Dem heiligen Leonhard ist im niederbayerischen Aigen am Inn ein ganzes Museum gewidmet – in der Oberpfalz gibt es bekannte Wallfahrten.
VON MARTIN WEINDL, MZ

Auch in Furth im Wald (Lkr. Cham) gibt es einen Leonhardiritt. Er findet seit mehr als 200 Jahren am Ostermontag statt. Dabei sind rund 250 Reiter sowie ein knappes Dutzend Wagen mit von der Partie. Foto: F. Wutz

REGENSBURG. In diesen Tagen machen sich wieder viele Bayern hoch zu Ross oder nur auf Schusters Rappen auf den Weg, um einen Heiligen aus uralter Zeit zu besuchen. Er war nie in Bayern und hätte unserer barocken Lebensfreude wohl eher kritisch gegenübergestanden, der heilige Leonhard aus Frankreich.

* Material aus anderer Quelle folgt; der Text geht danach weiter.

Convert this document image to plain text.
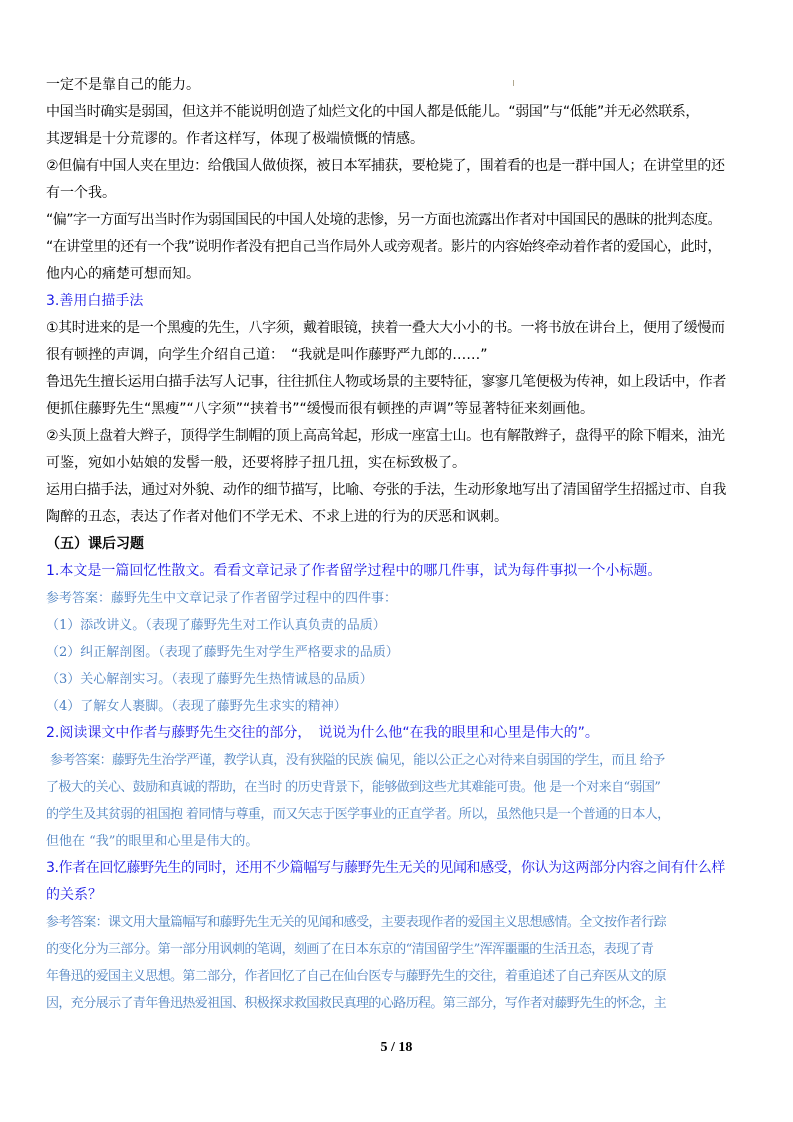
一定不是靠自己的能力。

中国当时确实是弱国，但这并不能说明创造了灿烂文化的中国人都是低能儿。“弱国”与“低能”并无必然联系，

其逻辑是十分荒谬的。作者这样写，体现了极端愤慨的情感。

②但偏有中国人夹在里边：给俄国人做侦探，被日本军捕获，要枪毙了，围着看的也是一群中国人；在讲堂里的还

有一个我。

“偏”字一方面写出当时作为弱国国民的中国人处境的悲惨，另一方面也流露出作者对中国国民的愚昧的批判态度。

“在讲堂里的还有一个我”说明作者没有把自己当作局外人或旁观者。影片的内容始终牵动着作者的爱国心，此时，

他内心的痛楚可想而知。

3.善用白描手法

①其时进来的是一个黑瘦的先生，八字须，戴着眼镜，挟着一叠大大小小的书。一将书放在讲台上，便用了缓慢而

很有顿挫的声调，向学生介绍自己道：　“我就是叫作藤野严九郎的……”

鲁迅先生擅长运用白描手法写人记事，往往抓住人物或场景的主要特征，寥寥几笔便极为传神，如上段话中，作者

便抓住藤野先生“黑瘦”“八字须”“挟着书”“缓慢而很有顿挫的声调”等显著特征来刻画他。

②头顶上盘着大辫子，顶得学生制帽的顶上高高耸起，形成一座富士山。也有解散辫子，盘得平的除下帽来，油光

可鉴，宛如小姑娘的发髻一般，还要将脖子扭几扭，实在标致极了。

运用白描手法，通过对外貌、动作的细节描写，比喻、夸张的手法，生动形象地写出了清国留学生招摇过市、自我

陶醉的丑态，表达了作者对他们不学无术、不求上进的行为的厌恶和讽刺。

（五）课后习题

1.本文是一篇回忆性散文。看看文章记录了作者留学过程中的哪几件事，试为每件事拟一个小标题。

参考答案：藤野先生中文章记录了作者留学过程中的四件事：

（1）添改讲义。（表现了藤野先生对工作认真负责的品质）

（2）纠正解剖图。（表现了藤野先生对学生严格要求的品质）

（3）关心解剖实习。（表现了藤野先生热情诚恳的品质）

（4）了解女人裹脚。（表现了藤野先生求实的精神）

2.阅读课文中作者与藤野先生交往的部分，　说说为什么他“在我的眼里和心里是伟大的”。

参考答案：藤野先生治学严谨，教学认真，没有狭隘的民族 偏见，能以公正之心对待来自弱国的学生，而且 给予

了极大的关心、鼓励和真诚的帮助，在当时 的历史背景下，能够做到这些尤其难能可贵。他 是一个对来自“弱国”

的学生及其贫弱的祖国抱 着同情与尊重，而又矢志于医学事业的正直学者。所以，虽然他只是一个普通的日本人，

但他在 “我”的眼里和心里是伟大的。

3.作者在回忆藤野先生的同时，还用不少篇幅写与藤野先生无关的见闻和感受，你认为这两部分内容之间有什么样

的关系？

参考答案：课文用大量篇幅写和藤野先生无关的见闻和感受，主要表现作者的爱国主义思想感情。全文按作者行踪

的变化分为三部分。第一部分用讽刺的笔调，刻画了在日本东京的“清国留学生”浑浑噩噩的生活丑态，表现了青

年鲁迅的爱国主义思想。第二部分，作者回忆了自己在仙台医专与藤野先生的交往，着重追述了自己弃医从文的原

因，充分展示了青年鲁迅热爱祖国、积极探求救国救民真理的心路历程。第三部分，写作者对藤野先生的怀念，主

5 / 18
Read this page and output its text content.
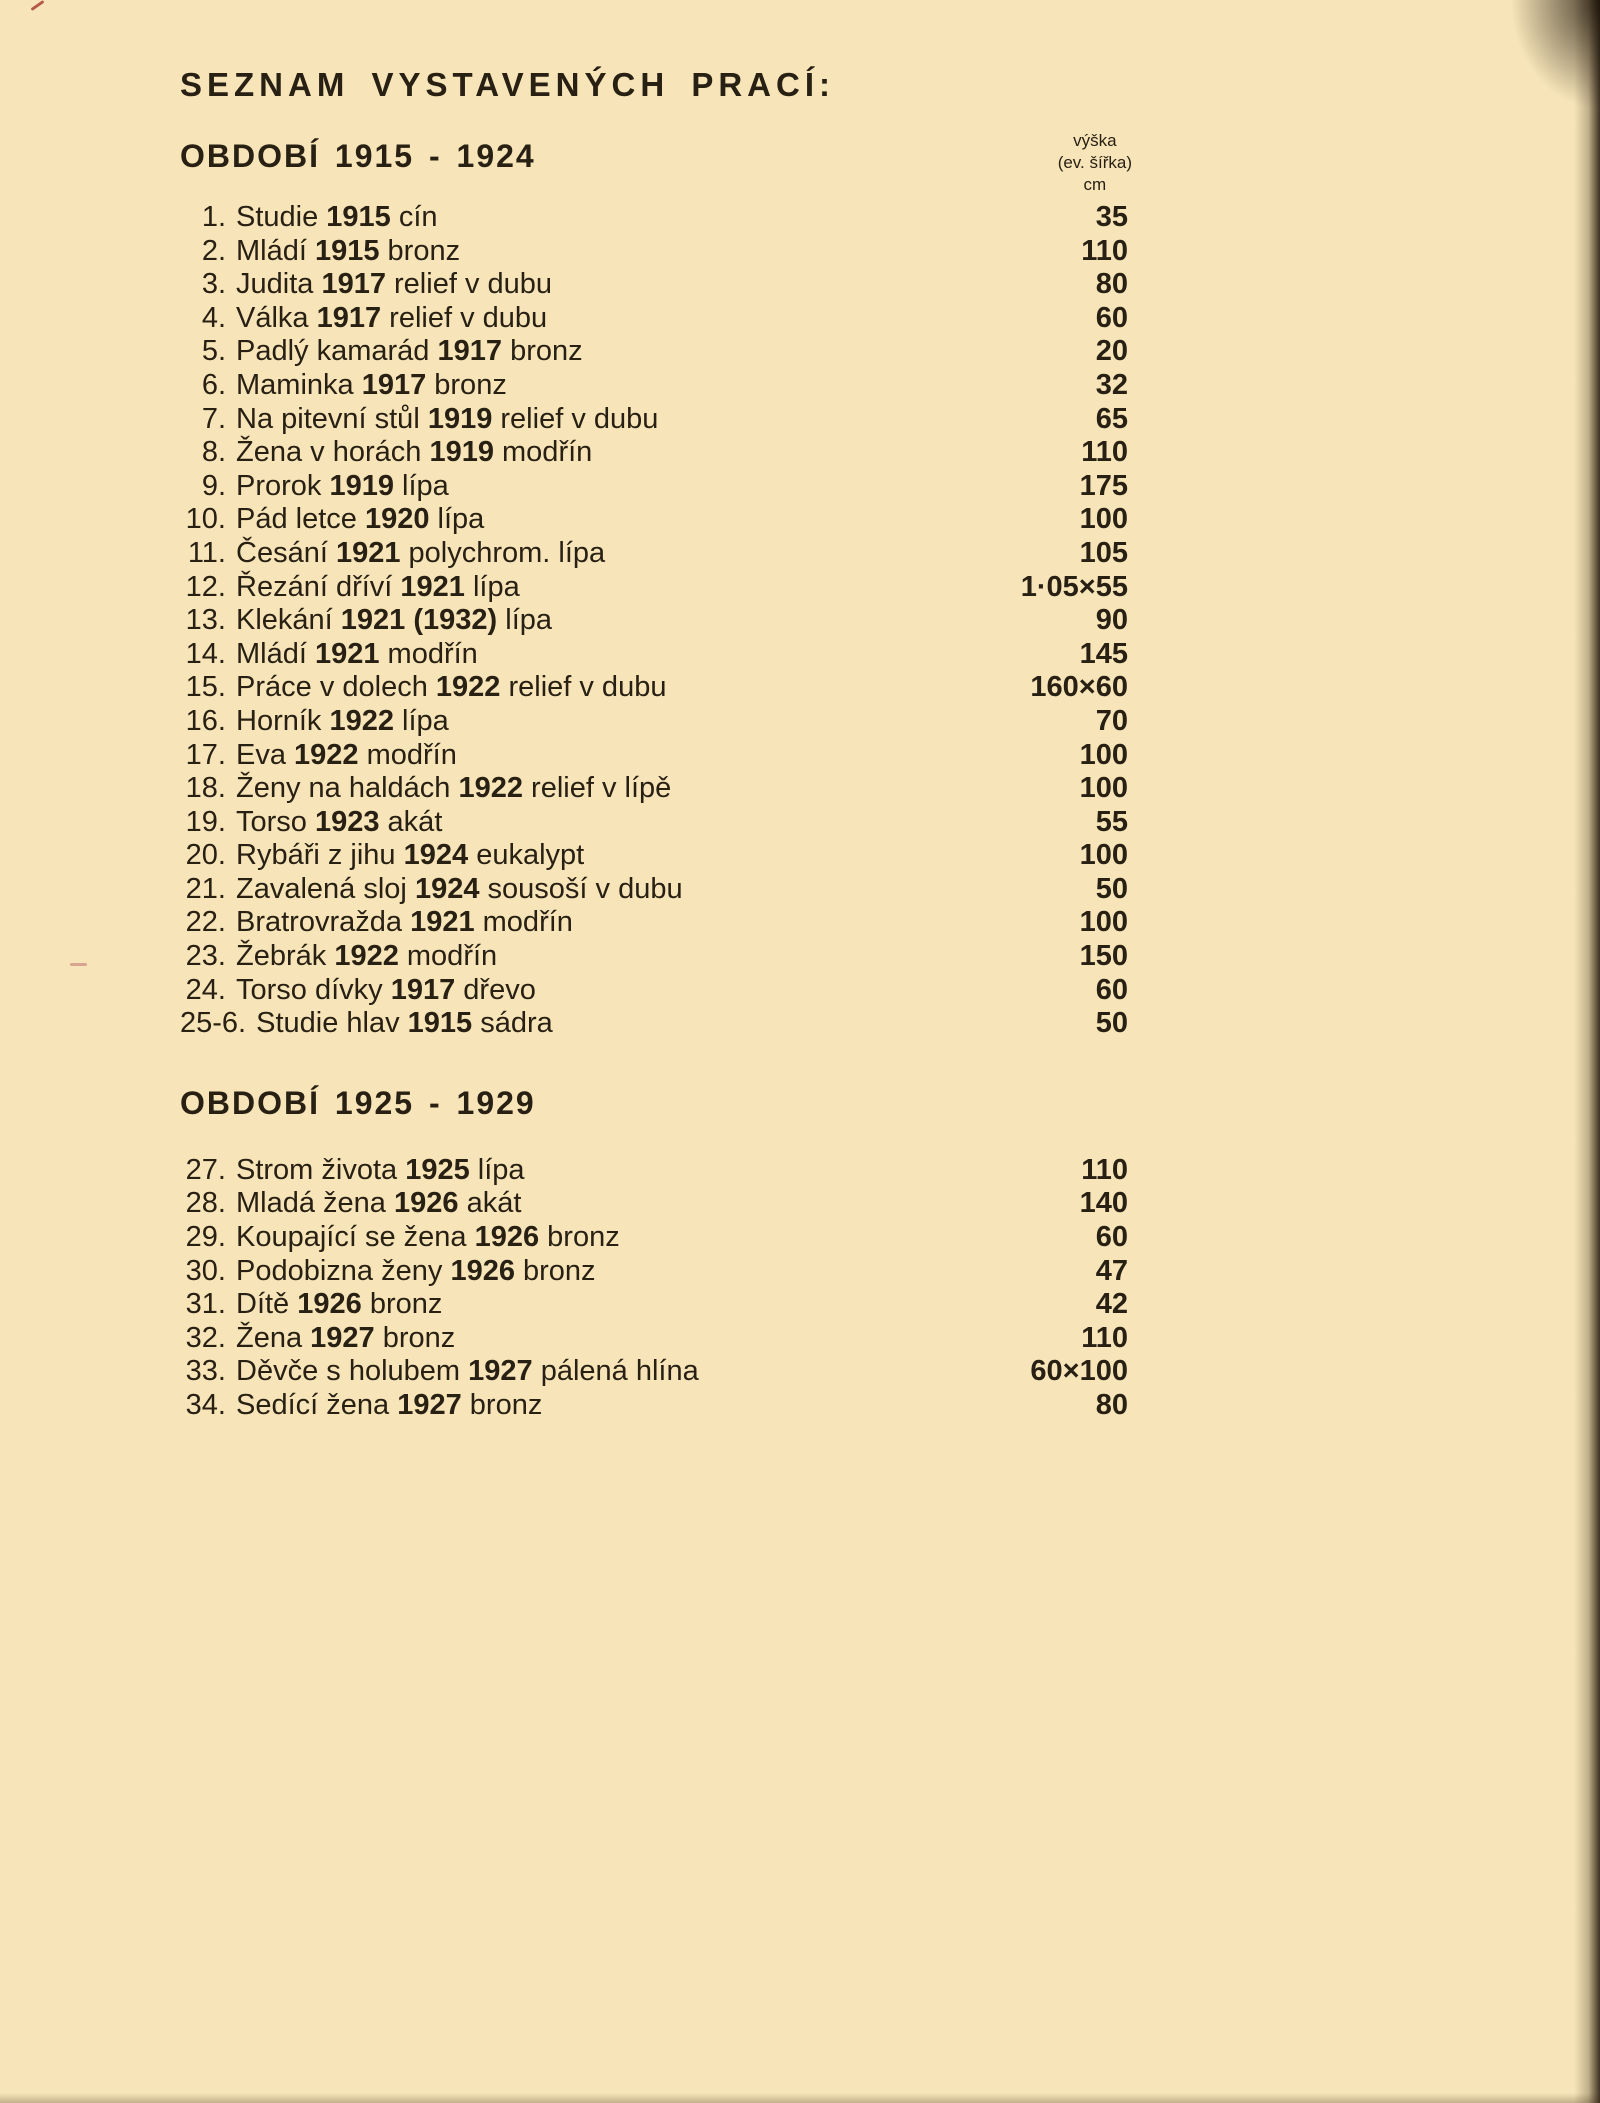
SEZNAM VYSTAVENÝCH PRACÍ:
OBDOBÍ 1915 - 1924	výška
(ev. šířka)
cm
1. Studie 1915 cín	35
2. Mládí 1915 bronz	110
3. Judita 1917 relief v dubu	80
4. Válka 1917 relief v dubu	60
5. Padlý kamarád 1917 bronz	20
6. Maminka 1917 bronz	32
7. Na pitevní stůl 1919 relief v dubu	65
8. Žena v horách 1919 modřín	110
9. Prorok 1919 lípa	175
10. Pád letce 1920 lípa	100
11. Česání 1921 polychrom. lípa	105
12. Řezání dříví 1921 lípa	1·05×55
13. Klekání 1921 (1932) lípa	90
14. Mládí 1921 modřín	145
15. Práce v dolech 1922 relief v dubu	160×60
16. Horník 1922 lípa	70
17. Eva 1922 modřín	100
18. Ženy na haldách 1922 relief v lípě	100
19. Torso 1923 akát	55
20. Rybáři z jihu 1924 eukalypt	100
21. Zavalená sloj 1924 sousoší v dubu	50
22. Bratrovražda 1921 modřín	100
23. Žebrák 1922 modřín	150
24. Torso dívky 1917 dřevo	60
25-6. Studie hlav 1915 sádra	50
OBDOBÍ 1925 - 1929
27. Strom života 1925 lípa	110
28. Mladá žena 1926 akát	140
29. Koupající se žena 1926 bronz	60
30. Podobizna ženy 1926 bronz	47
31. Dítě 1926 bronz	42
32. Žena 1927 bronz	110
33. Děvče s holubem 1927 pálená hlína	60×100
34. Sedící žena 1927 bronz	80
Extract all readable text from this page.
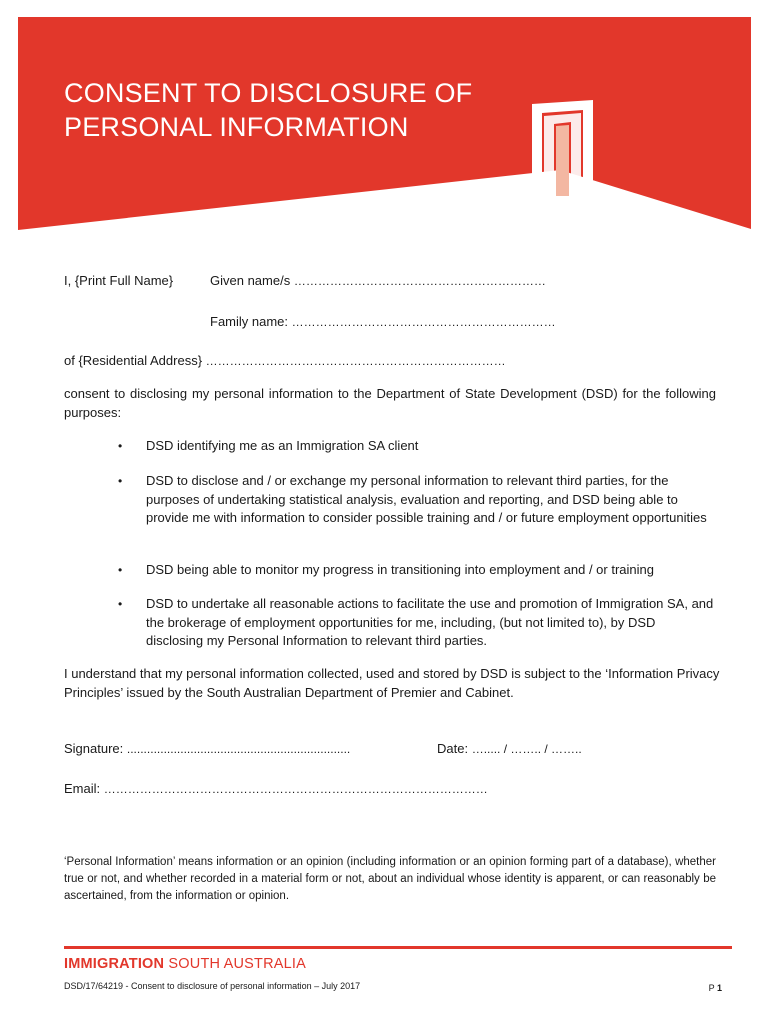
CONSENT TO DISCLOSURE OF
PERSONAL INFORMATION

I, {Print Full Name}	Given name/s ………………………………………………………

Family name: …………………………………………………………

of {Residential Address} …………………………………………………………………

consent to disclosing my personal information to the Department of State Development (DSD) for the following purposes:

• DSD identifying me as an Immigration SA client

• DSD to disclose and / or exchange my personal information to relevant third parties, for the purposes of undertaking statistical analysis, evaluation and reporting, and DSD being able to provide me with information to consider possible training and / or future employment opportunities

• DSD being able to monitor my progress in transitioning into employment and / or training

• DSD to undertake all reasonable actions to facilitate the use and promotion of Immigration SA, and the brokerage of employment opportunities for me, including, (but not limited to), by DSD disclosing my Personal Information to relevant third parties.

I understand that my personal information collected, used and stored by DSD is subject to the ‘Information Privacy Principles’ issued by the South Australian Department of Premier and Cabinet.

Signature: ...................................................................	Date: …..... / …….. / ……..

Email: ……………………………………………………………………………………

‘Personal Information’ means information or an opinion (including information or an opinion forming part of a database), whether true or not, and whether recorded in a material form or not, about an individual whose identity is apparent, or can reasonably be ascertained, from the information or opinion.

IMMIGRATION SOUTH AUSTRALIA

DSD/17/64219 - Consent to disclosure of personal information – July 2017	P 1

Die Legende berichtet über ihn, dass er, um 500 adelig geboren, durch Erzbischof Remigius von Reims getauft und unterrichtet wurde.

Als Erwachsener verweigerte er die Bischofswürde und zog sich in die Waldeinsamkeit bei Limoges zurück. Er predigte und heilte Kranke, regelmäßig besuchte er Gefangene und erreichte für viele die Freilassung. Leonhard gründete in seinem Wald ein Kloster – heute St-Léonard-de-Noblat –, als dessen Abt er am 6. November 559 hochverehrt starb.

Die Kirche über seinem Grab hat einen der mächtigsten Glockentürme in Frankreich, sie war wichtige Pilgerstation auf der Wallfahrt zum spanischen Santiago de Compostela. Heute wird in dem nach ihm benannten Städtchen am Sonntag nach dem 6. November zu seinen Ehren ein großes Ritterfest gefeiert.

Leonhard wird seit 1100 auch in Bayern besonders verehrt. Früher gab es mehr als 150 Wallfahrten, heute sind es noch mehr als 50, die meist als Leonhardi-Ritte mit Tiersegnung stattfinden. Der urkundlich älteste Ritt fand 1442 in Kreuth am Tegernsee statt. Der bekannteste ist wohl der zur Leonhardikapelle auf den Kalvarienberg in Bad Tölz, der seit 1718 begangen wird und jährlich rund 25 000 Besucher anzieht. In der Oberpfalz gibt es seit mehr als 570 Jahren die Wallfahrtskirche St. Leonhard bei Seebarn (Stadt Neunburg vorm Wald), zu der einer der bekanntesten Leonhardi-Ritte der Oberpfalz führt und bei der es als traditionelles Gebäck „Leonhardi-Zeltln“ gibt.

Der heilige Leonhard gilt als Schutzpatron derer, „die in Ketten liegen“, also der Gefangenen, aber auch der Geisteskranken, die früher angekettet wurden. Erst im 16. Jahrhundert wurde er Schutzpatron der Haustiere, weil man sein Heiligenattribut als Viehkette deutete. Viele Leonhardi-Kirchen sind daher mit Ketten umspannt. Im 19. Jahrhundert erreichte die Verehrung in Bayern ihren Höhepunkt: Leonhard wurde zum „bayerischen Herrgott“ oder „Bauernherrgott“. Deshalb gehört er bei uns auch zu den 14 Nothelfern.

Die Leonhardiwallfahrt im niederbayerischen Aigen am Inn ist die älteste in Bayern. Sie geht auf eine im 13. Jahrhundert vom Inn angeschwemmte hölzerne Leonhardifigur zurück. Viele kleine eiserne Opfertiere wurden später als Votivgaben gespendet. Im dortigen Leonhardi-Museum werden auch Leonhardsklötze oder „Würdinger“ gezeigt, die von Burschen am Festtag des Heiligen „geschutzt“ (gehoben) wurden. Ursprünglich handelt es sich bei diesen Figuren um Votivgaben.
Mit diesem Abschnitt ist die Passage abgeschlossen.